Bombardier closes sale of Flexjet

Bombardier has closed the sale of its fractional ownership business, Flexjet, to a newly-created company called by the same name, the company announced.

The new company is funded by a group led by Directional Aviation Capital, the company said Thursday.

Bombardier announced the transaction in September for $185 million.

But with purchase price adjustments, the price is now estimated at $195 million, including the assumption of an estimated $70 million of customer advances by the buyer, Bombardier said.

The transaction has received government and regulatory approval.

With the closing, Flexjet’s firm order for 115 Bombardier business aircraft valued at about $2.4 billion, is now confirmed, the company said.

The order includes 25 Learjet 75s, 60 Learjet 85s, 20 Challenger 350s and 10 Challenger 605 jets. It also includes options for another 150 planes.

If all the options are exercised, the order will have a total value of about $5.6 billion, based on 2013 prices.

The actual impact to Bombardier’s bottom line will likely be lower, however. Companies typically give deep discounts off list prices for large orders.

Directional Aviation is an Ohio-based investment firm that already owns fractional ownership company Flight Options, along with multiple other private business aviation companies.

Flexjet, based in Richardson, Texas, is one of North America’s largest fractional ownership companies. NetJets, owned by Warren Buffett’s Berkshire Hathaway, is the largest.

The agreement to sell Flexjet will allow Bombardier to focus on its core manufacturing operations, the company and analysts have noted.
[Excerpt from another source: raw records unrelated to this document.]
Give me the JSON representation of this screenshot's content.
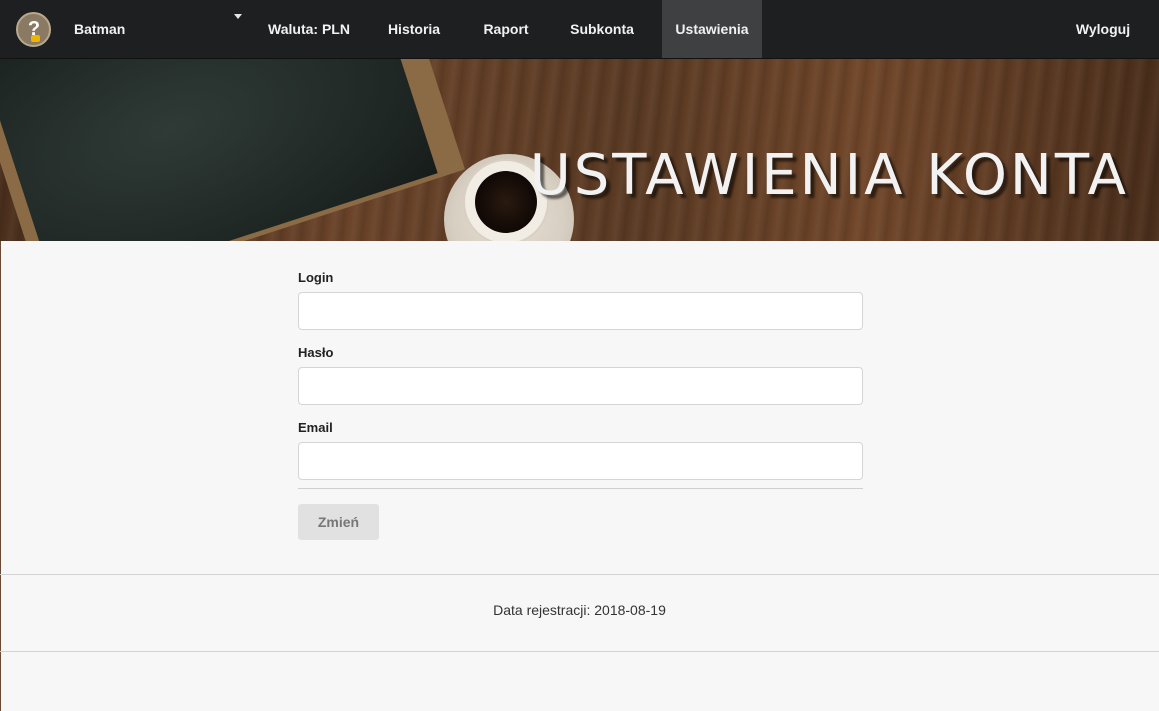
{
  "navbar": {
    "user_name": "Batman",
    "items": [
      {
        "label": "Waluta: PLN"
      },
      {
        "label": "Historia"
      },
      {
        "label": "Raport"
      },
      {
        "label": "Subkonta"
      },
      {
        "label": "Ustawienia",
        "active": true
      }
    ],
    "logout_label": "Wyloguj",
    "avatar_icon": "question-mark-avatar-icon",
    "dropdown_icon": "caret-down-icon"
  },
  "hero": {
    "title": "USTAWIENIA KONTA"
  },
  "form": {
    "login": {
      "label": "Login",
      "value": ""
    },
    "password": {
      "label": "Hasło",
      "value": ""
    },
    "email": {
      "label": "Email",
      "value": ""
    },
    "submit_label": "Zmień"
  },
  "footer": {
    "registration_text": "Data rejestracji: 2018-08-19"
  },
  "colors": {
    "navbar_bg": "#1e1f21",
    "nav_active_bg": "#3f4042",
    "page_bg": "#f7f7f7",
    "button_bg": "#e1e1e1"
  }
}
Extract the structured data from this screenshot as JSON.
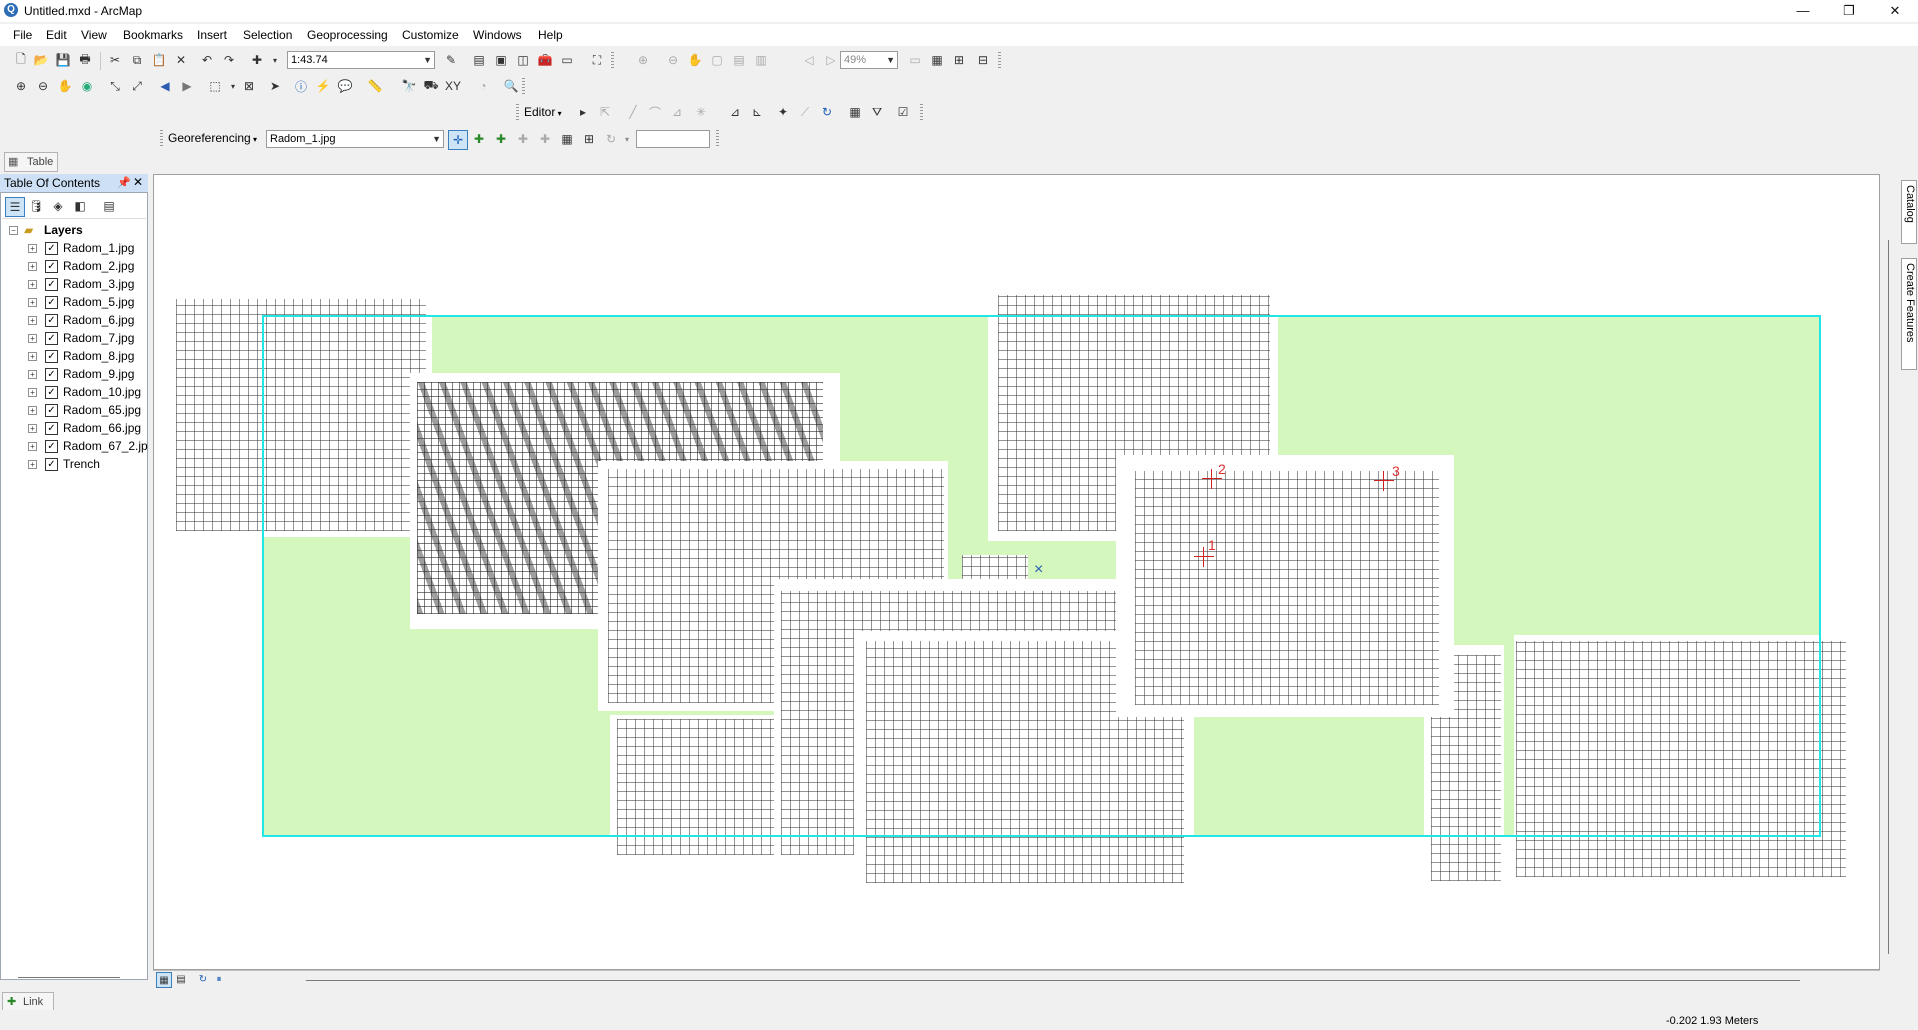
{
  "window": {
    "title": "Untitled.mxd - ArcMap",
    "minimize": "—",
    "restore": "❐",
    "close": "✕"
  },
  "menu": [
    "File",
    "Edit",
    "View",
    "Bookmarks",
    "Insert",
    "Selection",
    "Geoprocessing",
    "Customize",
    "Windows",
    "Help"
  ],
  "standard_toolbar": {
    "scale": "1:43.74",
    "zoom_percent": "49%"
  },
  "editor_toolbar": {
    "editor_label": "Editor"
  },
  "georef_toolbar": {
    "label": "Georeferencing",
    "layer": "Radom_1.jpg",
    "input_value": ""
  },
  "table_tab": "Table",
  "toc": {
    "title": "Table Of Contents",
    "root": "Layers",
    "layers": [
      "Radom_1.jpg",
      "Radom_2.jpg",
      "Radom_3.jpg",
      "Radom_5.jpg",
      "Radom_6.jpg",
      "Radom_7.jpg",
      "Radom_8.jpg",
      "Radom_9.jpg",
      "Radom_10.jpg",
      "Radom_65.jpg",
      "Radom_66.jpg",
      "Radom_67_2.jp",
      "Trench"
    ]
  },
  "map": {
    "control_points": [
      "1",
      "2",
      "3"
    ],
    "x_marker": "×",
    "colors": {
      "frame": "#22e6e6",
      "fill": "#d3f7bd",
      "control_point": "#e03030"
    }
  },
  "right_dock": {
    "catalog": "Catalog",
    "create_features": "Create Features"
  },
  "link_tab": "Link",
  "status": {
    "coordinates": "-0.202  1.93 Meters"
  }
}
Bombardier formed the Flexjet division in 1995 to support the expansion of business jet travel and for market penetration of its Learjet and Challenger business jet products, analysts have said.

Flexjet operates Bombardier aircraft exclusively and has been Bombardier’s biggest customer. It has taken delivery of more than 225 Bombardier business jets since the company began 18 years ago.

With Flexjet, customers buy a fraction of a plane then pay monthly management fees and pay charges for flight time under a five-year contract. Flexjet also offers jet cards that come with a certain amount of annual flight hours, charter services and aircraft management.